A survey of 314 IT professionals conducted by Dimensional Insight on behalf of Nobl9 found 69% have implemented SLOs, with more than three-quarters of those respondents crediting SLOs for preventing business disruptions. A total of 80% also noted their organization has an increased focus on system reliability, with just over a quarter (27%) saying SLOs saved their organizations a half million dollars or more. A full 95% said SLOs are also driving better business decisions.
However, 97% also reported it is difficult to manage SLOs because of a lack of reporting, lack of application and environment support and interoperability issues.
Nobl9 is trying to spur greater adoption of SLOs by making available an open source SLO specification that defines a common interface for constructing SLOs across a Git-based workflow. Nobl9’s platform based on that specification has now been integrated with 24 data sources, said Merker.
SLOs, of course, are not a new idea. They have been employed as a metric to track the performance of IT services for decades.
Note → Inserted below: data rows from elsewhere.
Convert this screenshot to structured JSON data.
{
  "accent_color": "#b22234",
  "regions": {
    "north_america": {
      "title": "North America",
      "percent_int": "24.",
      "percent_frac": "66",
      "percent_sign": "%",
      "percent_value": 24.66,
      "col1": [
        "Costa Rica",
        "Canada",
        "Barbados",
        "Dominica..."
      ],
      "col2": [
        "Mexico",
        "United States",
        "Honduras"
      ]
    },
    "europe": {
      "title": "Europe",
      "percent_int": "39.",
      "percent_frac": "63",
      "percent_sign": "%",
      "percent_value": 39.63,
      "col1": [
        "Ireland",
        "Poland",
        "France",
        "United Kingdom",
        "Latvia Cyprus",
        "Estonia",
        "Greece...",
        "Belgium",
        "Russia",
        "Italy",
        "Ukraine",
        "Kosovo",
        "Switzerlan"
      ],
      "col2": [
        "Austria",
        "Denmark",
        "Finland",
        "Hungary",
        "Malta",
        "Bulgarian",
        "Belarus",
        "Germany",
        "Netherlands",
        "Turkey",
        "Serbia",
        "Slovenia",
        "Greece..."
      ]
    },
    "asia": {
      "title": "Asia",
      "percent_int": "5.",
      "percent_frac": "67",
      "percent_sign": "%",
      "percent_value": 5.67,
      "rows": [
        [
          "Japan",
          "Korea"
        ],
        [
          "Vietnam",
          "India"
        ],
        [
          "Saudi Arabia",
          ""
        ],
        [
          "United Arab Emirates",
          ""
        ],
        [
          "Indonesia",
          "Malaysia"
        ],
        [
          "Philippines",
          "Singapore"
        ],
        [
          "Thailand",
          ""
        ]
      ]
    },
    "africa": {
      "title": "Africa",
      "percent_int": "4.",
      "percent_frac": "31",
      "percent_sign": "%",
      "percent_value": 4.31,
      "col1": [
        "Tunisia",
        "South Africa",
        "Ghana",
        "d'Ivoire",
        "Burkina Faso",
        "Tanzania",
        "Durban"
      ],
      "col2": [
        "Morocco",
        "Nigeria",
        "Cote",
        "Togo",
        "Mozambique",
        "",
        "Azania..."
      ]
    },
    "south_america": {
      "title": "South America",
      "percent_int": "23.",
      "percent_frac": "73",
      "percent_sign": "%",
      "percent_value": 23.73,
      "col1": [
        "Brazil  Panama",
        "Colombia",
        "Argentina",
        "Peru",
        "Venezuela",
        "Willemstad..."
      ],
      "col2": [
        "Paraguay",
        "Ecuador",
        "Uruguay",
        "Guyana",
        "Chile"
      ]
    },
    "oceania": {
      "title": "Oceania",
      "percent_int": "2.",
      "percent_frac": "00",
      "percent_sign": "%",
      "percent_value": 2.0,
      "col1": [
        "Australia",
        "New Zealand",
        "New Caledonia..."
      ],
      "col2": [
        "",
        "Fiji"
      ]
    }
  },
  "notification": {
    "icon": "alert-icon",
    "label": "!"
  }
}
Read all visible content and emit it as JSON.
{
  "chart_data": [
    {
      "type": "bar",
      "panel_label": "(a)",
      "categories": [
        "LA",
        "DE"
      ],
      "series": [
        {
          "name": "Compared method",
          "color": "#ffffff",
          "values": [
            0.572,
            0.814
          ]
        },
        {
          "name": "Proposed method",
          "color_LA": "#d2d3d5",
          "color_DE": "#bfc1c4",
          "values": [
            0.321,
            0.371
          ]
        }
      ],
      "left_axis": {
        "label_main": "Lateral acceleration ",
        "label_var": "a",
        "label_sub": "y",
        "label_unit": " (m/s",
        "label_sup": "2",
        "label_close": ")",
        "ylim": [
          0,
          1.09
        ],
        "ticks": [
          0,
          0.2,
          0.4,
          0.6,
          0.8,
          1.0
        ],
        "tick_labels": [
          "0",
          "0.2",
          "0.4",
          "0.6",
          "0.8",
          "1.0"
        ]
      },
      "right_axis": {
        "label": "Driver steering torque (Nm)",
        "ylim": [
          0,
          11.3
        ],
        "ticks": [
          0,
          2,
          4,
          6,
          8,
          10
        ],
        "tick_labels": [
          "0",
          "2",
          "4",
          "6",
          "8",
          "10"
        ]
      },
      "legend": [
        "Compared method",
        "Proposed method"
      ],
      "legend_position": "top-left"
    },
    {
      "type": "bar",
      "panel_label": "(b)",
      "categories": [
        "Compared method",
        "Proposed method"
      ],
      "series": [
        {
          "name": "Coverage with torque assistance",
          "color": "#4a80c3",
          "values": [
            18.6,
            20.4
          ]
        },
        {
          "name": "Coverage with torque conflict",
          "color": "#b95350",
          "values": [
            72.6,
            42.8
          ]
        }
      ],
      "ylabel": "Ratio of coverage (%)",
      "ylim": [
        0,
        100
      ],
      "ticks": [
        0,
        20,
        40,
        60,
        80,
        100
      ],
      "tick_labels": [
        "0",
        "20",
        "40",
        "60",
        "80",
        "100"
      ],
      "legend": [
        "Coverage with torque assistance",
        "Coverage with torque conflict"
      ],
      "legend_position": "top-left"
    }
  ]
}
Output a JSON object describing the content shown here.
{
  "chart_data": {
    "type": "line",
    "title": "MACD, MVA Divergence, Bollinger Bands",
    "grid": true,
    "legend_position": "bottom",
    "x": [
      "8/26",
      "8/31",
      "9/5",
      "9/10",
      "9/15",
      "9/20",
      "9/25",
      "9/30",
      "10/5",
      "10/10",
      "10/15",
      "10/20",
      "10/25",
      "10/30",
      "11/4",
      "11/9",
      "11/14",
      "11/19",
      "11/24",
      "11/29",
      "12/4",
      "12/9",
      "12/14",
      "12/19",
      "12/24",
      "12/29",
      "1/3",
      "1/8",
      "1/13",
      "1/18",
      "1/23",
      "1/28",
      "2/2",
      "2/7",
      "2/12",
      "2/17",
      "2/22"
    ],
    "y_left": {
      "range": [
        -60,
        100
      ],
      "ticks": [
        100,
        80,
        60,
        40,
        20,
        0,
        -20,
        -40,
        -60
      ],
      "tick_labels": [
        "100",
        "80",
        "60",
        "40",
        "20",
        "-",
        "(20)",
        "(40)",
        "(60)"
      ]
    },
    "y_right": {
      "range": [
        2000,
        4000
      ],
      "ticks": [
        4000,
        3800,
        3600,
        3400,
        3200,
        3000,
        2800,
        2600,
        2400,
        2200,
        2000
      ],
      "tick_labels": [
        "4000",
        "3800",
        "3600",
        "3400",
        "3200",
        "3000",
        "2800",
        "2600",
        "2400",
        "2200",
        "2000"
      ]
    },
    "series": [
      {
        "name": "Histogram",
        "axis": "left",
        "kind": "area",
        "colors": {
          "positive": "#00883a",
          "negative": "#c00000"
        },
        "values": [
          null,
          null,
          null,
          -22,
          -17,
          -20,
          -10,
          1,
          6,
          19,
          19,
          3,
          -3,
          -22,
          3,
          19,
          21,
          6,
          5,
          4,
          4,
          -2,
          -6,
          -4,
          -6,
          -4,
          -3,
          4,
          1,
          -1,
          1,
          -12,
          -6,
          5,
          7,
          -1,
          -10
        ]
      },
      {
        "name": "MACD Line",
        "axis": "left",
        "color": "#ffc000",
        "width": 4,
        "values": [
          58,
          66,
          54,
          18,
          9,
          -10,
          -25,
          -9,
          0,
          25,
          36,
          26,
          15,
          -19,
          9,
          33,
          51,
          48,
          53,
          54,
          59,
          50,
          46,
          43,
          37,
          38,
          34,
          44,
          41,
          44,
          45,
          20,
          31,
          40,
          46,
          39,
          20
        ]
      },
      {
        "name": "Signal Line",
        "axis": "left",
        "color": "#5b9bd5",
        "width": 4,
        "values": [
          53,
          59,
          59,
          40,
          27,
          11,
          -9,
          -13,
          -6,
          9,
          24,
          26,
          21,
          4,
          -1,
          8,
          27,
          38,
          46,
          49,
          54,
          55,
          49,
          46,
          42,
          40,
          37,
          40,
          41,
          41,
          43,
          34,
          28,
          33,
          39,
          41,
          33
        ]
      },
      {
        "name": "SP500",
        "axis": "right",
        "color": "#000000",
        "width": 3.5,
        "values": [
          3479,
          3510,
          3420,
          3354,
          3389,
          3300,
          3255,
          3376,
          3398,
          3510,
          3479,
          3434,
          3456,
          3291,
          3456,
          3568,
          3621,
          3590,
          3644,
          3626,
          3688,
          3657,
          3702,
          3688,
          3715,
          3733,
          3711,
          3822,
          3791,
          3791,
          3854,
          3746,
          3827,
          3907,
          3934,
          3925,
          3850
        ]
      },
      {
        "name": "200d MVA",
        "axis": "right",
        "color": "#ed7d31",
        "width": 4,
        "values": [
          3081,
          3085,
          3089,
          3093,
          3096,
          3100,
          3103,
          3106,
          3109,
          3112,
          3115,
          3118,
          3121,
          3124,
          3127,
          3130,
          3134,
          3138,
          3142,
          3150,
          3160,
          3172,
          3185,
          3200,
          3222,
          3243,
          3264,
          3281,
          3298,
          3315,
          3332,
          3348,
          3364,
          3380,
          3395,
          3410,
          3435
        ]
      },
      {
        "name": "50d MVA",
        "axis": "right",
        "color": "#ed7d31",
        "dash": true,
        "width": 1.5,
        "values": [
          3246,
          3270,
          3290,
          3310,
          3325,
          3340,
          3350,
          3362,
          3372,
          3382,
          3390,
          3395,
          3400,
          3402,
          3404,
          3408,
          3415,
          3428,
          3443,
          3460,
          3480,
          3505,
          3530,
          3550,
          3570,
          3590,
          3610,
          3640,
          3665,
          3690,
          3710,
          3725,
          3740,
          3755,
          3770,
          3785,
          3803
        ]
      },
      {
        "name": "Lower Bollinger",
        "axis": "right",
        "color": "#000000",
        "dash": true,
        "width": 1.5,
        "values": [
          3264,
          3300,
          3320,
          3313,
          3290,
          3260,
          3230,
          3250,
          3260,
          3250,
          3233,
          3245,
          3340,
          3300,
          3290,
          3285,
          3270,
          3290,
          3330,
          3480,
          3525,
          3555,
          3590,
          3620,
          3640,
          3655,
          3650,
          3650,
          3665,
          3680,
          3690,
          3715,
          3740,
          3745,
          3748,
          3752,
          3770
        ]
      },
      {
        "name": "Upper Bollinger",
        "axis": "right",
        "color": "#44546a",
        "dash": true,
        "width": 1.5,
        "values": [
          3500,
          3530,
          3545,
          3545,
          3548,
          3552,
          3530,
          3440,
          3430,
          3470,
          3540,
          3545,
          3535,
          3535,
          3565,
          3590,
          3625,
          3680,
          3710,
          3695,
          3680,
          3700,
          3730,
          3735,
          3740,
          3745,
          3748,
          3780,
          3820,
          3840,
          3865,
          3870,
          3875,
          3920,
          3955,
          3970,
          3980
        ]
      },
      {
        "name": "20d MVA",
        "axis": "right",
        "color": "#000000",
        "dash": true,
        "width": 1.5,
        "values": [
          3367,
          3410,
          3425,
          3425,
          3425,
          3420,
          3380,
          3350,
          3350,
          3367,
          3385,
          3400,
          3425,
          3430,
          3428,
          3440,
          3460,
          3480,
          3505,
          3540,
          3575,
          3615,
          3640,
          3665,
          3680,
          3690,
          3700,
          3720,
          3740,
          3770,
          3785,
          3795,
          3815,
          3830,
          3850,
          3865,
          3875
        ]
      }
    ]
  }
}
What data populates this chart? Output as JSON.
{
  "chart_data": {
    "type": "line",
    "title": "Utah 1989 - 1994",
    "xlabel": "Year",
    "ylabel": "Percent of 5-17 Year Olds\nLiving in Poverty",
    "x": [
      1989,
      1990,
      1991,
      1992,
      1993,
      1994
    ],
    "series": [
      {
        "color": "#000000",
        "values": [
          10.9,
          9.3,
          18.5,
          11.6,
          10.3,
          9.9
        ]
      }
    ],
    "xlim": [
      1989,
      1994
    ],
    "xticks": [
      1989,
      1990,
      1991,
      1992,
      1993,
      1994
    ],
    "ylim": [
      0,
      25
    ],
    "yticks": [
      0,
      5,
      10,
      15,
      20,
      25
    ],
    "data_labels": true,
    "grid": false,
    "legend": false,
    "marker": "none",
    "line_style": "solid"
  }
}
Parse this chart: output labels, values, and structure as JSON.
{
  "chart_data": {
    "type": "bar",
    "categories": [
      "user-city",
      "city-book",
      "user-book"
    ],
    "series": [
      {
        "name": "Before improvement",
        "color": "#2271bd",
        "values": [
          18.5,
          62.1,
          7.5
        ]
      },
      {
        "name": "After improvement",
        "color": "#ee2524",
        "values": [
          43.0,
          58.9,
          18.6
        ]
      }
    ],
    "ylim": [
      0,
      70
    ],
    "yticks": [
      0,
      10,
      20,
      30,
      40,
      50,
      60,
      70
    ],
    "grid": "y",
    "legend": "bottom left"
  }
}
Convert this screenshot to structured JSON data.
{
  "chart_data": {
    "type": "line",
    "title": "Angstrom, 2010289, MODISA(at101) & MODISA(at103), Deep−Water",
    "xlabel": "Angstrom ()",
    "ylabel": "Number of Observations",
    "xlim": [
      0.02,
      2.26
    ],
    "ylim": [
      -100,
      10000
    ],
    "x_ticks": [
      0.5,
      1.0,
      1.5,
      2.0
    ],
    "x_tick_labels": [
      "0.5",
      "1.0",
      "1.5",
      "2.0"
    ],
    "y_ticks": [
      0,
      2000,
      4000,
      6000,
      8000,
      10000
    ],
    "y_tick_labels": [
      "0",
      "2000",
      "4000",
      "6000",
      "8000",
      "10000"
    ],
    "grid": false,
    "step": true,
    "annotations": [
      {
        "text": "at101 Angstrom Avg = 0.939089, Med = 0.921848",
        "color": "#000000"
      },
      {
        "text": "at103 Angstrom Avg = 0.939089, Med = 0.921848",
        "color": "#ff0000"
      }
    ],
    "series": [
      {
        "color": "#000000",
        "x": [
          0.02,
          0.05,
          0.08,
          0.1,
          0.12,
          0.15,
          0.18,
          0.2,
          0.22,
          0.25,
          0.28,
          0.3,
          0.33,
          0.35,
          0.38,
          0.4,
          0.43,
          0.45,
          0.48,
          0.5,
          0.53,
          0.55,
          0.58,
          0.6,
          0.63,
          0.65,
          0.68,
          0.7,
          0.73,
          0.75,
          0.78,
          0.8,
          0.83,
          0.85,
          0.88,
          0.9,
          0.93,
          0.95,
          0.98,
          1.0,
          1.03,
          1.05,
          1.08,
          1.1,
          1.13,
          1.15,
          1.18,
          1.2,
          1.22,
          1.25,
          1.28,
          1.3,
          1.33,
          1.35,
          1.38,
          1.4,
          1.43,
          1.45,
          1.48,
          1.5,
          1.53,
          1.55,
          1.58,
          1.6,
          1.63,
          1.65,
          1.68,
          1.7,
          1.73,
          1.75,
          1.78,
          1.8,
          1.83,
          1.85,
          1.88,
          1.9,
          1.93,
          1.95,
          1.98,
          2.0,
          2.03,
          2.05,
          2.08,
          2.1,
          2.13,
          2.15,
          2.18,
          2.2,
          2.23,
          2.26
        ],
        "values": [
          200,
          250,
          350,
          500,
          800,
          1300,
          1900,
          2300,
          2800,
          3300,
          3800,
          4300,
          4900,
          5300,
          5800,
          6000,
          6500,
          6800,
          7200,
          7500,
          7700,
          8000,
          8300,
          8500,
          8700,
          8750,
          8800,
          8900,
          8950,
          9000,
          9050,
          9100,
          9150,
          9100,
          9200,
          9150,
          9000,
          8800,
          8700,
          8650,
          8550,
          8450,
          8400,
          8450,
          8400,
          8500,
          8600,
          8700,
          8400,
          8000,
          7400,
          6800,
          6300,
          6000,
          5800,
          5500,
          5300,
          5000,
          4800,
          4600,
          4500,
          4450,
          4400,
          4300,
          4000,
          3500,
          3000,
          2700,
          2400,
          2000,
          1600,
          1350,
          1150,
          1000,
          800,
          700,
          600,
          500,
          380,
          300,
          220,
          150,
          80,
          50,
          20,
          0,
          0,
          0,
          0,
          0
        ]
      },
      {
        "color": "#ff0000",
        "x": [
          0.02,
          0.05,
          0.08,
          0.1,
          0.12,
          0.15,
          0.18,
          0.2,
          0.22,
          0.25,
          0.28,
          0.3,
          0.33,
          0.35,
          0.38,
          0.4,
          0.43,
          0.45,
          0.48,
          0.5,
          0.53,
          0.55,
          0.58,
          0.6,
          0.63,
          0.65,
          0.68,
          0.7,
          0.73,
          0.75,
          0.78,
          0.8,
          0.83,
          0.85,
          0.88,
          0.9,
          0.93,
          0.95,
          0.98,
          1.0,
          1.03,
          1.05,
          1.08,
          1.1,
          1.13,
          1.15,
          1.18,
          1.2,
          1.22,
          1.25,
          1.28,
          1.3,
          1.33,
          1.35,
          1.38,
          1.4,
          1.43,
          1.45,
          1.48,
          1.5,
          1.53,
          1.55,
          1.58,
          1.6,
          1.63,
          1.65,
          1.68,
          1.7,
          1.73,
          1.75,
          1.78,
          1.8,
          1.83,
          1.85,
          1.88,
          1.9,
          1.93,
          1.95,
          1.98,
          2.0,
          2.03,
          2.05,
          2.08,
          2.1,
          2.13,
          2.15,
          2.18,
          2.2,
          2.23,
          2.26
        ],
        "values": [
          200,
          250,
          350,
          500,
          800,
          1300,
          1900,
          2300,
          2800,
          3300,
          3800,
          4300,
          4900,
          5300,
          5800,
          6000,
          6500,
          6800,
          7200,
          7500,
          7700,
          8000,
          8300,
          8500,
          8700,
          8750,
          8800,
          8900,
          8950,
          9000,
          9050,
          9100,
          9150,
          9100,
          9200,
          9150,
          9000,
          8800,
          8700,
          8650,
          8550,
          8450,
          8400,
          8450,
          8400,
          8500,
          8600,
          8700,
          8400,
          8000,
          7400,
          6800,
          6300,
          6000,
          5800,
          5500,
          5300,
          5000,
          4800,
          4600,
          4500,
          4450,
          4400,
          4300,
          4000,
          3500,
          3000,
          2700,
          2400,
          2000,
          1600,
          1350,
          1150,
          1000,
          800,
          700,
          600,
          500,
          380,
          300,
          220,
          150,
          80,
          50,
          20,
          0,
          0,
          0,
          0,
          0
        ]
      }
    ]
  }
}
However, as more microservices-based applications are built and deployed, it’s becoming more challenging to maintain SLOs across applications that have many more dependencies than legacy monolithic applications.
Ultimately, each IT team needs to provide some sort of objective benchmark that assesses their overall effectiveness at delivering application services. SLOs-as-code are intended to make it simpler to gather the metrics that confirm whether service levels are being achieved. Those SLOs are then tracked and integrated across any set of application services a DevOps team cares to track.